I knew that John Farrow was Australian and Mia's dad, but this documentary has revelation after revelation.

He was an adventurer who shipped out as a merchant seaman when he was 15. He ended up in Hollywood directing 50 movies. He married a beautiful star and raised beautiful, accomplished children. He was a naval commander in WW2 and a scholar writing both fiction and non-fiction books. But he was also a man of contradictions and mystery. Devoutly catholic he nonetheless had many affairs, and other children.

This film goes a long way to telling how Farrow fitted all this into a relatively short 58 years.

His story started in Marrickville, Sydney, as did mine albiet 43 years later. One interesting thing I spotted was when the camera closed in on his birth certificate, his Australian cousin says his birthplace was what sounded like "Mead" Street, but a pause on my IQ3 suggests it is actually "Middle" Street, which is close to Newington College.
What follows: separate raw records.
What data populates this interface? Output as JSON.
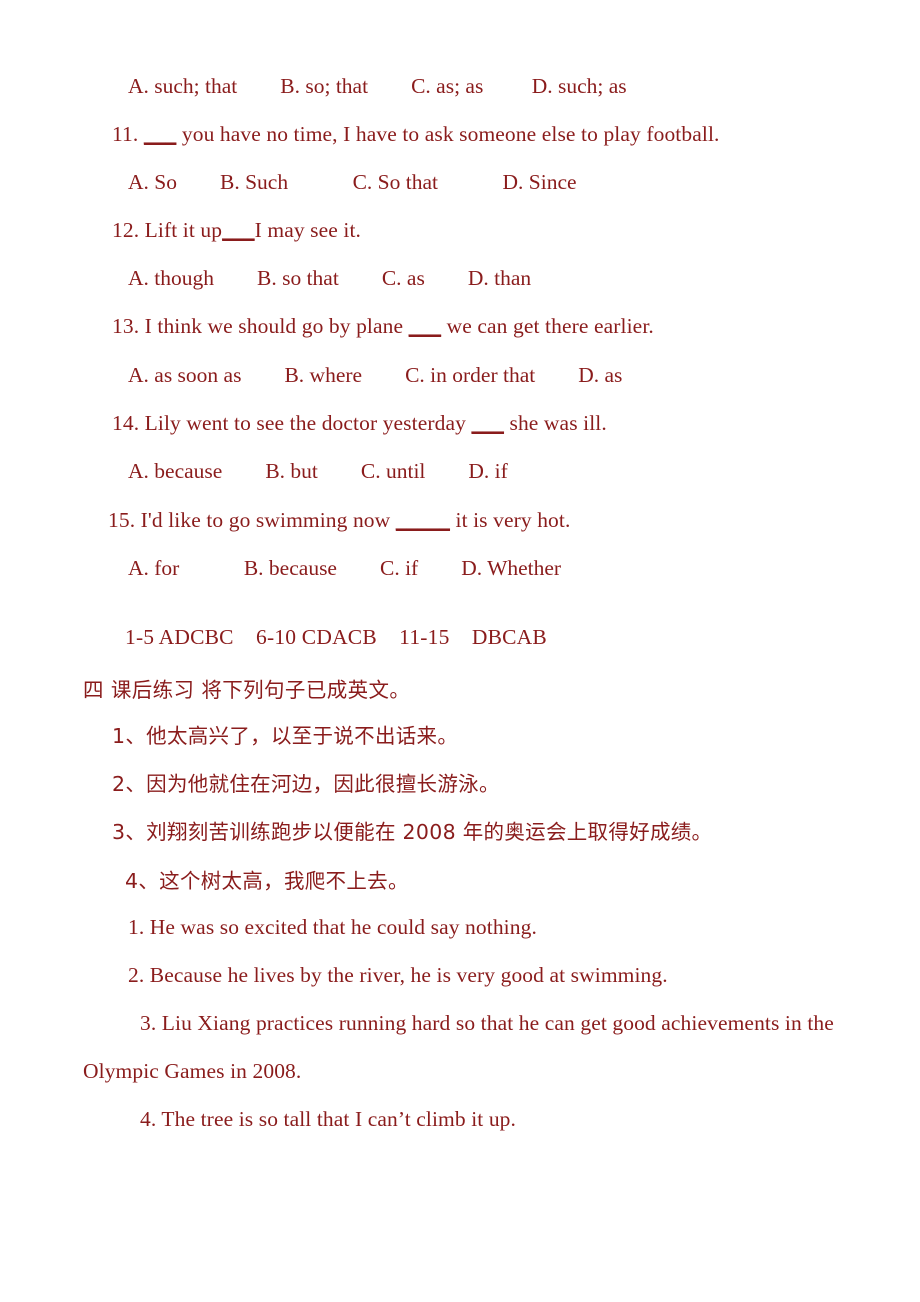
{
  "document": {
    "text_color": "#8a1c1c",
    "background_color": "#ffffff"
  },
  "question_10_options": "A. such; that        B. so; that        C. as; as         D. such; as",
  "questions": [
    {
      "number": "11.",
      "blank": "___",
      "stem_before": "11. ",
      "stem_after": " you have no time, I have to ask someone else to play football.",
      "full_stem": "11. ___ you have no time, I have to ask someone else to play football.",
      "options": "A. So        B. Such            C. So that            D. Since"
    },
    {
      "number": "12.",
      "blank": "___",
      "stem_before": "12. Lift it up",
      "stem_after": "I may see it.",
      "full_stem": "12. Lift it up___I may see it.",
      "options": "A. though        B. so that        C. as        D. than"
    },
    {
      "number": "13.",
      "blank": "___",
      "stem_before": "13. I think we should go by plane ",
      "stem_after": " we can get there earlier.",
      "full_stem": "13. I think we should go by plane ___ we can get there earlier.",
      "options": "A. as soon as        B. where        C. in order that        D. as"
    },
    {
      "number": "14.",
      "blank": "___",
      "stem_before": "14. Lily went to see the doctor yesterday ",
      "stem_after": " she was ill.",
      "full_stem": "14. Lily went to see the doctor yesterday ___ she was ill.",
      "options": "A. because        B. but        C. until        D. if"
    },
    {
      "number": "15.",
      "blank": "_____",
      "stem_before": "15. I'd like to go swimming now ",
      "stem_after": " it is very hot.",
      "full_stem": "15. I'd like to go swimming now _____ it is very hot.",
      "options": "A. for            B. because        C. if        D. Whether"
    }
  ],
  "answer_key": "1-5 ADCBC    6-10 CDACB    11-15    DBCAB",
  "section_heading": "四 课后练习 将下列句子已成英文。",
  "chinese_sentences": [
    "1、他太高兴了，以至于说不出话来。",
    "2、因为他就住在河边，因此很擅长游泳。",
    "3、刘翔刻苦训练跑步以便能在 2008 年的奥运会上取得好成绩。",
    "4、这个树太高，我爬不上去。"
  ],
  "english_answers": [
    "1. He was so excited that he could say nothing.",
    "2. Because he lives by the river, he is very good at swimming.",
    "3. Liu Xiang practices running hard so that he can get good achievements in the",
    "Olympic Games in 2008.",
    "4. The tree is so tall that I can’t climb it up."
  ]
}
The film has insightful interviews with relatives in Australia and America, especially his son John Charles Farrow, but also from Australian directors and critics who dissect his films. They reveal that Farrow's films had as individual a touch as Hitchcock's or Ford's with the brilliant use of long tracking shots.

Being an Australian didn't seem to be a sexy enough background for Aussies in 40's Hollywood, many assumed Farrow was British. However in the clip we see from "The Big Clock", the date displayed on a large pre-digital clock is April 25 - Anzac Day. Surely no accident as that date was seared into the memories of Australians of Farrow's generation with his revered cousin losing both legs at Gallipoli.

I thought the reels had been mixed up when the film revealed an affair Farrow had with an actress associated with George Hodel, and the strange house that has featured in documentaries about the "Black Dahlia" case. I'm still gobsmacked.

Sam Petty supplied a score with a languid saxophone that caught the mood of those B/W noir clips, which whet my appetite to hunt down Farrow's films.

The filmmakers seemed to have missed my favourite Farrow film "Night has a Thousand Eyes", a masterpiece of mood, but after the credits, the end title from that film closes the documentary accompanied by the words of Edward G Robinson's character:

"My own strange fate must make you realise that there are things still hidden from us, secret things, dark and mysterious".